8. Bureaucracy : My first attempt to apply for a foreign worker was turned down by JTKSM for really vague and strange reasons and being “not qualified” for a foreign worker because 2-acre of land is “too small” to justify having a worker. Second attempt; no response even after having met the officer in charge and subsequent exchange of emails. There’s always a prevailing disparaging notion towards polyculture/permaculture farms being a “hobby” farm that has no commercial viability in producing food for the masses. Unfortunately, the text book guide dictates a land space of X has to produce Y amount of Z food type to qualify for a certain number of worker(s). So without a legal foreign worker, how can this work?

9. Lack of technical knowledge : Let’s take a breather and a step back to focus on the modifiable factors in hopes of being positive. Perhaps, despite lack of funds/support and my non-constant presence at the farm, I can short-circuit the entire process by having the right knowledge in farming. I could. But that takes time with all the trials and errors experienced and resulting monies loss. Yes, it’s a learning process but I can’t keep on “learning” and making expensive mistakes. Not having the network connections with the right people to speed up the process dampens things a bit. No easy way out. School of hard knocks indeed.

10. Difficult terrain : Between a rock and a hard place it is. The farm is roughly 70% hilly and 30% flat. Lack of full sun areas on flat land makes planting and building difficult. About half of the entire farm space is under shade cast by tall 20+ years old durian trees. Lack of sunlight penetration limits my planting choices. The other half’s soil condition and health leaves much to be desired.

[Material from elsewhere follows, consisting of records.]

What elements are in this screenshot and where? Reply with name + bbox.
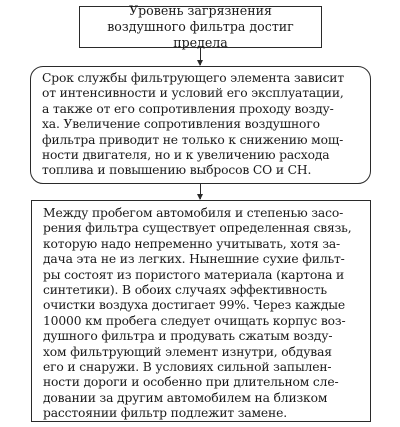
step-3-line: дача эта не из легких. Нынешние сухие фильт- — [43, 252, 345, 267]
step-3-text — [43, 206, 360, 422]
step-3-line: душного фильтра и продувать сжатым возду- — [43, 329, 333, 344]
step-3-line: 10000 км пробега следует очищать корпус воз- — [43, 313, 346, 328]
step-3-line: хом фильтрующий элемент изнутри, обдувая — [43, 344, 332, 359]
step-3-line: расстоянии фильтр подлежит замене. — [43, 406, 287, 421]
step-1-line: Уровень загрязнения — [129, 3, 272, 18]
step-2-line: Срок службы фильтрующего элемента зависит — [42, 71, 344, 85]
step-3-line: которую надо непременно учитывать, хотя за- — [43, 236, 341, 251]
step-3-line: рения фильтра существует определенная связь, — [43, 221, 352, 236]
step-2-line: а также от его сопротивления проходу возду- — [42, 101, 334, 116]
step-1-line: воздушного фильтра достиг предела — [107, 19, 294, 50]
flowchart-step-2-box — [30, 66, 371, 184]
flow-arrow-1-to-2 — [200, 48, 201, 65]
step-1-text — [80, 3, 321, 51]
step-2-text — [42, 71, 360, 179]
step-2-line: топлива и повышению выбросов СО и СН. — [42, 163, 312, 178]
step-3-line: ры состоят из пористого материала (картона и — [43, 267, 345, 282]
flowchart-step-3-box — [31, 200, 371, 422]
flow-arrow-2-to-3 — [200, 184, 201, 199]
step-2-line: фильтра приводит не только к снижению мощ- — [42, 132, 344, 147]
step-2-line: ности двигателя, но и к увеличению расхода — [42, 148, 330, 163]
step-3-line: синтетики). В обоих случаях эффективность — [43, 283, 327, 298]
step-2-line: от интенсивности и условий его эксплуатации, — [42, 86, 344, 101]
step-3-line: Между пробегом автомобиля и степенью засо- — [43, 206, 344, 220]
step-3-line: его и снаружи. В условиях сильной запылен- — [43, 360, 332, 375]
step-3-line: очистки воздуха достигает 99%. Через каждые — [43, 298, 346, 313]
step-3-line: ности дороги и особенно при длительном сле- — [43, 375, 339, 390]
flowchart-step-1-box — [79, 3, 322, 50]
step-2-line: ха. Увеличение сопротивления воздушного — [42, 117, 320, 132]
step-3-line: довании за другим автомобилем на близком — [43, 390, 328, 405]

11. The rigours of natural farming : I have from the very beginning envision a farming setup where no external input is required. This means making my own fertilizer, pesticides, composts, probiotics and even animal feed. However hard I try, this is not possible, at least in the near future. I’m still purchasing broken rice and rice bran for the chickens and ducks. I resort to scraps and food waste to feed them and make my own BSFL. I still venture out of the farm to obtain dry grass for the coop when we run out of bedding materials. Some of our compost materials are from commercial wet markets. While the source is questionable, survival is immediacy as long as there’s no/minimal money spent. Regardless, we ensure a 100% natural farming method employed. For example, our chickens and ducks are not fed a trace of commercial pellets because we believe they are to feed on natural food. Most poultry farms in Malaysia feed their chickens with likely imported GMO corn and soy. Doing things naturally with manual labour is so much tougher (but more fulfilling). Even though the benefits of natural products are well known, can I make a sale?

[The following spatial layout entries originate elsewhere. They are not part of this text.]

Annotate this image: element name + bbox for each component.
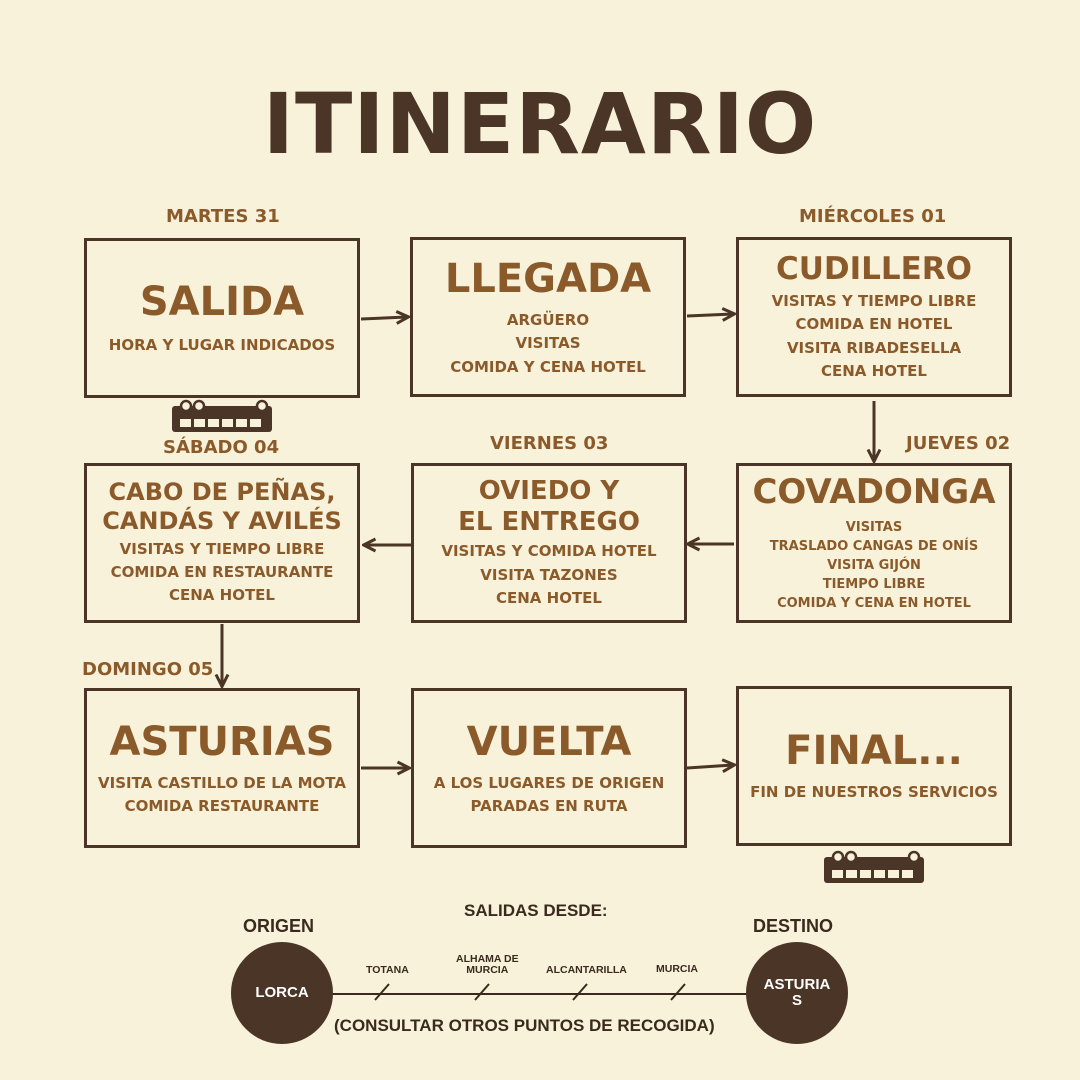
- stop-alcantarilla: ALCANTARILLA: [546, 964, 627, 976]
- destination-name: ASTURIA: [763, 976, 831, 994]
- box-line: VISITAS Y TIEMPO LIBRE: [771, 292, 977, 311]
- box-heading: CUDILLERO: [775, 250, 973, 287]
- page-title: ITINERARIO: [262, 75, 818, 173]
- day-label-domingo: DOMINGO 05: [82, 659, 214, 680]
- salidas-desde-label: SALIDAS DESDE:: [464, 901, 608, 920]
- box-line: PARADAS EN RUTA: [470, 797, 628, 815]
- box-line: VISITAS: [515, 334, 581, 353]
- destination-label: DESTINO: [753, 916, 834, 936]
- box-line: TIEMPO LIBRE: [822, 576, 926, 592]
- box-line: COMIDA Y CENA EN HOTEL: [777, 595, 971, 611]
- box-line: TRASLADO CANGAS DE ONÍS: [769, 539, 979, 555]
- box-line: CENA HOTEL: [496, 588, 602, 607]
- stop-tick: [475, 984, 489, 1000]
- arrow-right-icon: [687, 765, 733, 768]
- box-line: COMIDA Y CENA HOTEL: [450, 357, 646, 376]
- box-line: CENA HOTEL: [821, 361, 927, 380]
- box-line: VISITA GIJÓN: [827, 557, 921, 573]
- box-line: COMIDA EN HOTEL: [795, 315, 953, 334]
- box-heading: ASTURIAS: [109, 718, 335, 765]
- stop-murcia: MURCIA: [656, 963, 698, 975]
- box-line: VISITAS Y COMIDA HOTEL: [441, 542, 657, 561]
- arrow-right-icon: [361, 317, 407, 319]
- stop-tick: [573, 984, 587, 1000]
- box-heading: OVIEDO Y: [478, 475, 620, 506]
- origin-name: LORCA: [255, 984, 309, 1002]
- day-label-miercoles: MIÉRCOLES 01: [799, 206, 947, 227]
- destination-name-end: S: [791, 992, 802, 1009]
- arrow-right-icon: [687, 314, 733, 316]
- box-heading: CABO DE PEÑAS,: [108, 478, 336, 507]
- stop-alhama-de-murcia: ALHAMA DE MURCIA: [456, 953, 519, 977]
- box-line: COMIDA EN RESTAURANTE: [110, 563, 334, 582]
- box-line: ARGÜERO: [506, 311, 590, 330]
- origin-label: ORIGEN: [243, 916, 315, 936]
- box-line: COMIDA RESTAURANTE: [124, 797, 320, 815]
- box-line: VISITA CASTILLO DE LA MOTA: [98, 773, 346, 792]
- box-heading: FINAL...: [785, 728, 963, 775]
- day-label-jueves: JUEVES 02: [906, 433, 1011, 454]
- consult-note: (CONSULTAR OTROS PUNTOS DE RECOGIDA): [334, 1016, 715, 1035]
- day-label-viernes: VIERNES 03: [490, 433, 609, 454]
- bus-icon: [824, 852, 924, 883]
- box-line: VISITAS: [845, 520, 903, 536]
- box-heading: LLEGADA: [444, 256, 652, 303]
- box-line: VISITAS Y TIEMPO LIBRE: [119, 539, 325, 558]
- stop-totana: TOTANA: [366, 964, 409, 976]
- box-line: A LOS LUGARES DE ORIGEN: [433, 773, 665, 792]
- box-heading: SALIDA: [139, 279, 305, 326]
- box-line: CENA HOTEL: [169, 586, 275, 605]
- box-heading: VUELTA: [466, 718, 632, 765]
- box-heading: COVADONGA: [752, 472, 996, 513]
- bus-icon: [172, 401, 272, 432]
- day-label-sabado: SÁBADO 04: [163, 437, 280, 458]
- day-label-martes: MARTES 31: [166, 206, 280, 227]
- origin-circle: [231, 942, 333, 1044]
- stop-tick: [671, 984, 685, 1000]
- box-line: FIN DE NUESTROS SERVICIOS: [750, 783, 998, 802]
- box-line: VISITA TAZONES: [480, 565, 618, 584]
- stop-tick: [375, 984, 389, 1000]
- box-heading: CANDÁS Y AVILÉS: [102, 507, 342, 536]
- destination-circle: [746, 942, 848, 1044]
- box-heading: EL ENTREGO: [458, 507, 640, 538]
- box-line: HORA Y LUGAR INDICADOS: [108, 336, 336, 355]
- box-line: VISITA RIBADESELLA: [786, 338, 962, 357]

12. One-man show : Farming is just one part of the equation. Selling is another. When I try selling, only do I realise why was there ever a need for a middle man. With small acreage, labour issues, limitation of product offering (by type and amount) and technical challenge of producing specialty crops in time, the only way for me to survive is to sell premium and direct to niched consumers. With no fancy packaging, marketing gimmicks, advertising budget and social persona/presence, a happy and loyal customer gained is as precious as a gem. Barrier to securing buy-in from prospective customers is prohibitively high. Thereafter, the effort involved to ensuring customer retention is even more difficult as a small-scale farmer. If I have to plant, harvest, grade, weigh, package, sell and deliver after pitching for sale, what time is there left to actually farm and manage my overalls? In a nutshell, because we are small, I have to do everything by myself from A-Z.